Neste ano, do número de requerentes, pessoas jurídicas que formalizaram um pedido de recuperação, 11 são integrantes do agronegócio. Desde 2022, são 87 requerentes ligados ao setor. Por outro lado, até março, são contabilizados 163 credores titulares de créditos abrangidos pela modalidade de renegociação de dívidas. No total dos últimos quatro anos, são 1716 credores.

José Afonso Leirião Filho, sócio de Agronegócios do VBSO Advogados, acredita que o modelo de reestruturação viabiliza processos mais dinâmicos e objetivos. “É um dispositivo mais maleável e customizado, onde elegemos determinado tipos de credores para reestruturar a renegociação da dívida. Essa é uma razão para se conseguir uma visão mais agradável sobre o processo de reestruturação”, disse à CNN Brasil.

Segundo especialistas, o processo de recuperação extrajudicial garante uma fonte de credores mais confiáveis pela determinação específica da reestruturação.

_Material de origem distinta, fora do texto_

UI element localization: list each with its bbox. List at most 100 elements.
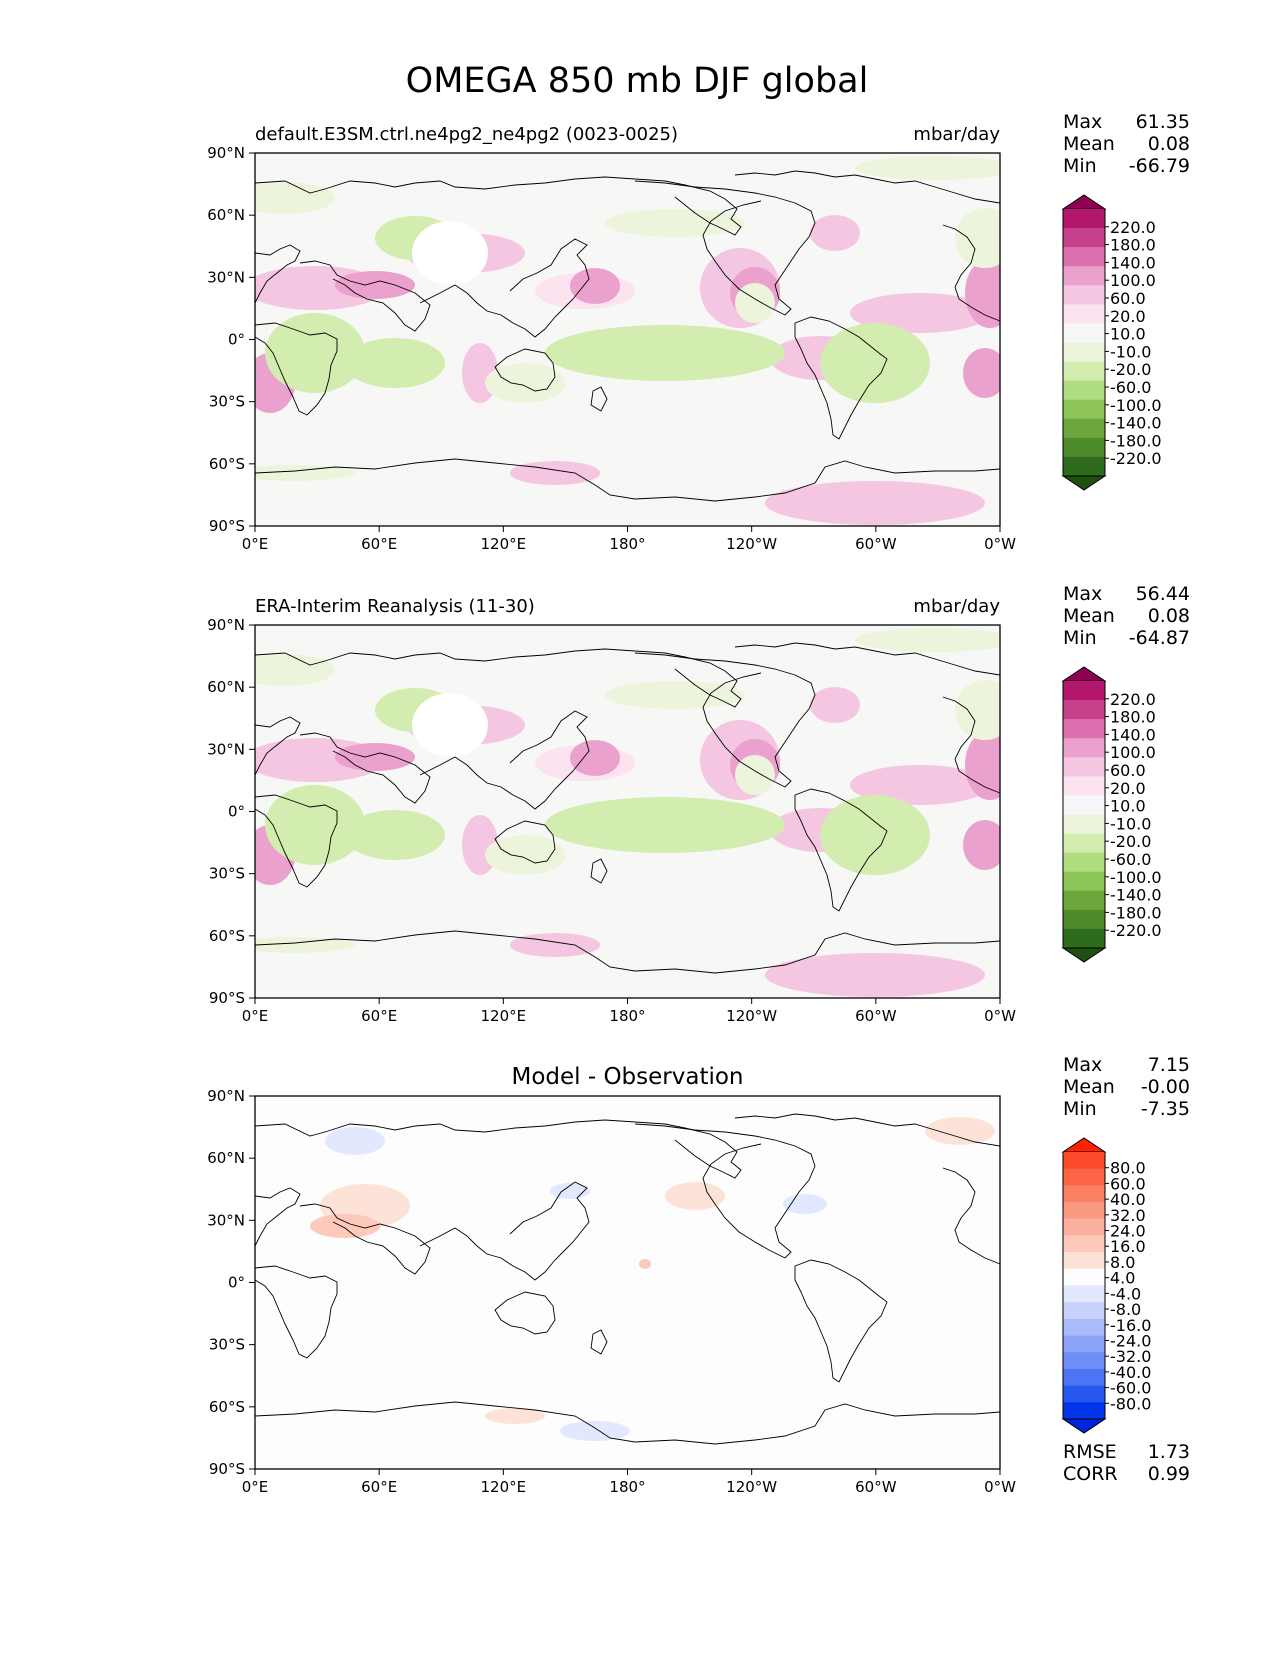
panel-difference: Model - Observation 90°N 60°N 30°N 0° 30°S 60°…	[207, 1054, 1190, 1496]
colorbar-segment	[1063, 1302, 1105, 1320]
contour-region	[485, 363, 565, 403]
lon-tick-label: 60°W	[855, 535, 897, 553]
contour-region	[485, 1408, 545, 1424]
lon-tick-label: 0°E	[242, 1478, 269, 1496]
contour-region	[545, 325, 785, 381]
stat-label: Max	[1063, 1054, 1102, 1076]
colorbar-tick-label: 60.0	[1110, 289, 1146, 308]
contour-region	[570, 268, 620, 304]
lat-tick-label: 0°	[228, 803, 245, 821]
lon-tick-label: 60°E	[361, 1007, 397, 1025]
lat-tick-label: 30°S	[209, 393, 245, 411]
colorbar-segment	[1063, 342, 1105, 362]
colorbar-tick-label: -32.0	[1110, 1347, 1151, 1366]
contour-region	[735, 755, 775, 795]
contour-region	[605, 209, 745, 237]
map: 90°N 60°N 30°N 0° 30°S 60°S 90°S0°E 60°E 120°E 18…	[207, 616, 1016, 1025]
colorbar-tick-label: -4.0	[1110, 1284, 1141, 1303]
colorbar-segment	[1063, 909, 1105, 930]
colorbar-tick-label: -60.0	[1110, 850, 1151, 869]
panel-reference: ERA-Interim Reanalysis (11-30) mbar/day90…	[207, 583, 1190, 1025]
colorbar-tick-label: 60.0	[1110, 761, 1146, 780]
lon-tick-label: 0°W	[984, 1007, 1016, 1025]
colorbar-tick-label: 10.0	[1110, 797, 1146, 816]
lon-tick-label: 120°W	[726, 1478, 777, 1496]
colorbar-segment	[1063, 456, 1105, 477]
colorbar-segment	[1063, 1218, 1105, 1236]
stat-value: 61.35	[1136, 111, 1190, 133]
colorbar-tick-label: 80.0	[1110, 1159, 1146, 1178]
colorbar-extend-max	[1061, 666, 1107, 682]
colorbar-tick-label: -100.0	[1110, 396, 1162, 415]
contour-region	[963, 820, 1000, 870]
colorbar-segment	[1063, 209, 1105, 229]
contour-region	[335, 271, 415, 299]
colorbar-segment	[1063, 1285, 1105, 1303]
colorbar-segment	[1063, 738, 1105, 758]
colorbar-tick-label: -20.0	[1110, 832, 1151, 851]
contour-region	[665, 1182, 725, 1210]
contour-region	[335, 743, 415, 771]
contour-fill	[255, 628, 1000, 997]
lon-tick-label: 60°W	[855, 1007, 897, 1025]
lon-tick-label: 0°E	[242, 1007, 269, 1025]
stat-label: Min	[1063, 627, 1097, 649]
colorbar-tick-label: 4.0	[1110, 1269, 1135, 1288]
lon-tick-label: 120°E	[481, 1478, 527, 1496]
colorbar-tick-label: 32.0	[1110, 1206, 1146, 1225]
lat-tick-label: 0°	[228, 1274, 245, 1292]
lat-tick-label: 30°S	[209, 1336, 245, 1354]
lon-tick-label: 60°W	[855, 1478, 897, 1496]
stat-label: Mean	[1063, 133, 1115, 155]
colorbar-tick-label: -10.0	[1110, 814, 1151, 833]
lat-tick-label: 90°N	[207, 144, 245, 162]
colorbar-segment	[1063, 776, 1105, 796]
lat-tick-label: 30°N	[207, 1211, 245, 1229]
stat-value: 56.44	[1136, 583, 1190, 605]
stat-value: 7.15	[1148, 1054, 1190, 1076]
stat-value: -66.79	[1129, 155, 1190, 177]
contour-region	[545, 797, 785, 853]
lon-tick-label: 60°E	[361, 535, 397, 553]
colorbar-tick-label: -20.0	[1110, 360, 1151, 379]
colorbar-segment	[1063, 1235, 1105, 1253]
contour-region	[925, 1117, 995, 1145]
colorbar: 220.0180.0140.0100.060.020.010.0-10.0-20…	[1061, 666, 1162, 963]
colorbar-tick-label: 220.0	[1110, 690, 1156, 709]
contour-region	[345, 338, 445, 388]
contour-region	[765, 953, 985, 997]
colorbar-outline	[1062, 681, 1106, 948]
colorbar-tick-label: 24.0	[1110, 1222, 1146, 1241]
contour-region	[850, 293, 990, 333]
map: 90°N 60°N 30°N 0° 30°S 60°S 90°S0°E 60°E 120°E 18…	[207, 144, 1016, 553]
panel-left-title: ERA-Interim Reanalysis (11-30)	[255, 596, 535, 617]
colorbar-segment	[1063, 852, 1105, 873]
stat-value: -7.35	[1141, 1098, 1190, 1120]
rmse-label: RMSE	[1063, 1441, 1117, 1463]
lon-tick-label: 180°	[609, 1007, 645, 1025]
lat-tick-label: 30°N	[207, 268, 245, 286]
stat-label: Mean	[1063, 605, 1115, 627]
colorbar-segment	[1063, 323, 1105, 343]
colorbar-tick-label: 10.0	[1110, 325, 1146, 344]
colorbar-segment	[1063, 1335, 1105, 1353]
colorbar-tick-label: 40.0	[1110, 1190, 1146, 1209]
contour-region	[255, 465, 355, 481]
lat-tick-label: 60°N	[207, 678, 245, 696]
colorbar-tick-label: -60.0	[1110, 1379, 1151, 1398]
colorbar-segment	[1063, 1152, 1105, 1169]
lat-tick-label: 30°S	[209, 865, 245, 883]
colorbar-tick-label: -16.0	[1110, 1316, 1151, 1335]
rmse-value: 1.73	[1148, 1441, 1190, 1463]
contour-region	[810, 687, 860, 723]
colorbar-extend-min	[1061, 947, 1107, 963]
lat-tick-label: 30°N	[207, 740, 245, 758]
colorbar-segment	[1063, 681, 1105, 701]
lon-tick-label: 120°E	[481, 535, 527, 553]
contour-region	[965, 730, 1000, 800]
contour-region	[965, 258, 1000, 328]
colorbar-segment	[1063, 1352, 1105, 1370]
lat-tick-label: 60°S	[209, 1398, 245, 1416]
colorbar-extend-max	[1061, 194, 1107, 210]
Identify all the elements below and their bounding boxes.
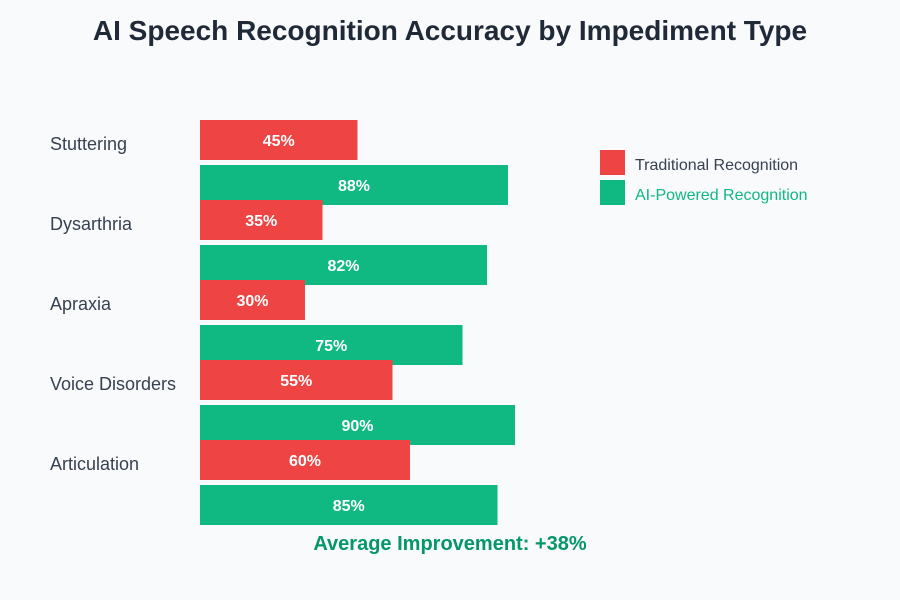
category-label: Voice Disorders [50,374,176,394]
chart-title: AI Speech Recognition Accuracy by Impedi… [93,15,807,46]
bar-ai [200,485,498,525]
bar-value-label: 30% [236,293,268,310]
category-label: Stuttering [50,134,127,154]
bar-ai [200,245,487,285]
bar-traditional [200,280,305,320]
bar-value-label: 82% [327,258,359,275]
category-label: Apraxia [50,294,112,314]
bar-value-label: 45% [263,133,295,150]
bar-ai [200,325,463,365]
bar-value-label: 90% [341,418,373,435]
bar-ai [200,165,508,205]
legend-swatch-traditional [600,150,625,175]
bar-value-label: 55% [280,373,312,390]
category-label: Dysarthria [50,214,133,234]
bar-value-label: 35% [245,213,277,230]
bar-value-label: 88% [338,178,370,195]
bar-traditional [200,200,323,240]
bars-group: Stuttering 45% 88% Dysarthria 35% 82% Apraxia 3… [50,120,515,525]
legend: Traditional Recognition AI-Powered Recog… [600,150,808,205]
average-improvement-annotation: Average Improvement: +38% [313,533,586,555]
bar-traditional [200,440,410,480]
category-label: Articulation [50,454,139,474]
legend-swatch-ai [600,180,625,205]
bar-value-label: 60% [289,453,321,470]
bar-traditional [200,360,393,400]
bar-ai [200,405,515,445]
legend-label-ai: AI-Powered Recognition [635,187,808,204]
bar-traditional [200,120,358,160]
bar-value-label: 85% [333,498,365,515]
bar-value-label: 75% [315,338,347,355]
legend-label-traditional: Traditional Recognition [635,157,798,174]
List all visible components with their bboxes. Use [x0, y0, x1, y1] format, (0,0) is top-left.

O processo é viabilizado por cenários de crises mais brandas, onde o plano é acordado e validado por um juiz em sequência.

Afonso acredita que a credibilidade e simplificação dos processos são pontos fundamentais. “Nessa modalidade, garantimos um processo 100% negocial, com uma capacidade de impor necessidades de credores e devedores. Com a negociação prévia apresentada ao juiz, há um rito mais simplificado e mais barato para o devedor”, explicou.

Segundo o advogado, os casos de recuperação extrajudicial foram mais frequentes após a Lei 14.112 de 2020, que alterou a Lei de Falências e Recuperação Judicial (Lei 11.101/2005) com o objetivo de modernizar e agilizar os processos.

“Praticamente não houve casos de recuperação extrajudicial antes de 2020, quando a reestruturação desses processos possibilitaram a diminuição de quórum, reestruturação de passivo trabalhista e a definição de apenas um terço de credores para a suspensão de execuções”, destacou.

Diferente da recuperação judicial, que causa impacto mais rígido sobre o crédito, a recuperação extrajudicial permite um acordo prévio e a especificação dos compromissos financeiros.

“Ainda é cedo para dizer que a recuperação extrajudicial vai substituir a recuperação judicial, mas observamos uma resposta muito pronta e padronizada, que pode ser preferível em muitos casos de insolvência”, concluiu.

Daniel Báril, coordenador da área de insolvência e reestruturação do Silveiro Advogados, destacou a alta no volume dos processos dessa modalidade. “A verdade é que as recuperações extrajudiciais não tinham força até a reforma em 2020, que proporciona a maior utilização deste instrumento desde então”, disse à CNN Brasil.

Báril destaca que o judiciário acaba por adotar uma instância de homologação dos processos. “Judicial propriamente dita, a negociação acaba não sendo. Ela acontece fora do judiciário, de forma mais curta, mais célere, menos onerosa e, em termos de reputação, tem menos impacto”, destacou.

“Se fizermos uma analogia com a área médica, que é bastante comum quando falamos de empresas em crise, a recuperação extrajudicial seria um tratamento mais ambulatorial, enquanto a recuperação judicial é um procedimento mais complexo, com consequências mais sensíveis”, explicou.